A fine pair of Empire gilt and patinated bronze statuettes based on models of the Marly Horses by Guillaume I Coustou, each with a patinated bronze athletic male groom wearing only a loosely draped gilt cloak standing beside a rearing patinated bronze horse with flowing tail and mane, each horse and tamer in contraposto pose standing on a gilt bronze oval base mounted on the sides with star motifs and anthemion
Paris, date circa 1810-20
Height 44.5 cm, width 37 cm. each.
These imposing bronzes are based on the great marble statues portraying horses restrained by grooms, known as the Marly Horses by Guillaume I Coustou (1677-1746), which were commissioned in 1739 by Louis XV for the horse pond in the gardens at the Château de Marly and were installed in 1745. Coustou's statues, carved from single blocks of Carrara marble were executed 1743-45 to replace the gap left when the equestrian statues of Fame and Mercury, commissioned by Louis XIV from Coustou's uncle Antoine Coysevox (1640-1720), were removed to the Tuileries.
From the mid eighteenth century small bronze replicas of Coustou's originals were produced in Paris, of which there is a pair of such examples dating from circa 1750-85 in the Hermitage Museum, Saint Petersburg. The present bronzes are not however direct reduced replicas of Coustou's creations but follow their basic design, which as here showed two rearing horses in contraposto pose being attended by their fearless grooms. The inspiration for Coustou's work was probably derived from the antique statues the Dioscuri, each with rearing horses and attendant tamers standing close by, which still stand in front of the Palazzo del Quiranale in Rome. He may also have been inspired by other works such as The Horses of Apollo Groomed by Tritons or The Horses of the Sun executed by the brothers Gaspard and Balthazar Marsy installed in the Parc de Versailles 1672 (a model of which is now in the Louvre). But above all Coustou drew inspiration from nature itself, by studying the movements of men and horses from live models. In 1697 Coustou won the Grand Prix de Sculture and was duly sent to Rome. On his return, he set up an atelier in Paris and was subsequently engaged with his brother Nicolas and his uncle Coysevox at the Château de Marly under the direction of Jules Hardouin-Mansart, premier architect des Batîtments to Louis XV.

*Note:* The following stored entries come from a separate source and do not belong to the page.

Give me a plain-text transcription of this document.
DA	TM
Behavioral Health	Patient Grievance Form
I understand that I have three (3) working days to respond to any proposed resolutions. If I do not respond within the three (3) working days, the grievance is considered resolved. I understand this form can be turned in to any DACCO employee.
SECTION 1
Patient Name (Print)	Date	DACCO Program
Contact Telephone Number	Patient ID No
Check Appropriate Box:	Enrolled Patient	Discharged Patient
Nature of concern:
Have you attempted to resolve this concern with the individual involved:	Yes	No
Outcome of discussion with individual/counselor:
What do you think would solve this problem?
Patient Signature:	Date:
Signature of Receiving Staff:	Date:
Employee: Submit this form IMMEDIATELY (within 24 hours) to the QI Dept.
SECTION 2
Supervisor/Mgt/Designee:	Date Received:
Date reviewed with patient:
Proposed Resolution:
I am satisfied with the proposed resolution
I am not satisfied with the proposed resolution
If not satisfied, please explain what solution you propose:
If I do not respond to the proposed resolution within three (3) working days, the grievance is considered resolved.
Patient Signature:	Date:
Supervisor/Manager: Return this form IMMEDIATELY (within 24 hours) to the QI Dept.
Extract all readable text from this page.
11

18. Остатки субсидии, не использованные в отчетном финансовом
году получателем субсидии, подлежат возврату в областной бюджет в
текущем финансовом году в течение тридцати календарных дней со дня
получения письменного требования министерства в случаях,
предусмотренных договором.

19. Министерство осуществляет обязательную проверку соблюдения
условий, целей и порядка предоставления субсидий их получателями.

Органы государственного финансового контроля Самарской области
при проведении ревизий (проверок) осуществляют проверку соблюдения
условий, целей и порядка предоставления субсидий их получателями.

Though the Château de Marly was destroyed during the Revolution, thankfully Coustou's Marly Horses were spared. On the initiative of the painter Jacques-Louis David, in 1794/5 the marbles were moved to Paris where they were placed on high pedestals in the Place de la Révolution (now the Place de la Concorde) at the bottom of the Champs-Elysées but more recently in 1984 were removed to the Musée du Louvre.
From the outset The Marly Horses were heralded among the greatest masterpieces of the 'new age' of French sculpture, a view that continued throughout the nineteenth century when they were admired by the author Victor Hugo who referred to them as "those neighing marbles.....prancing in a cloud of gold". Because Coustou's grooms were intended to represent American Indian slaves his works pre-empted Rousseau's ideal of 'the noble savage', which in itself was a notion that inspired many Directoire and Empire artists. Moreover the Marly Horses, with their emphasis on the struggle between wild steeds and muscular naked men was a heroic subject and again was one that appealed to Empire sensitivity.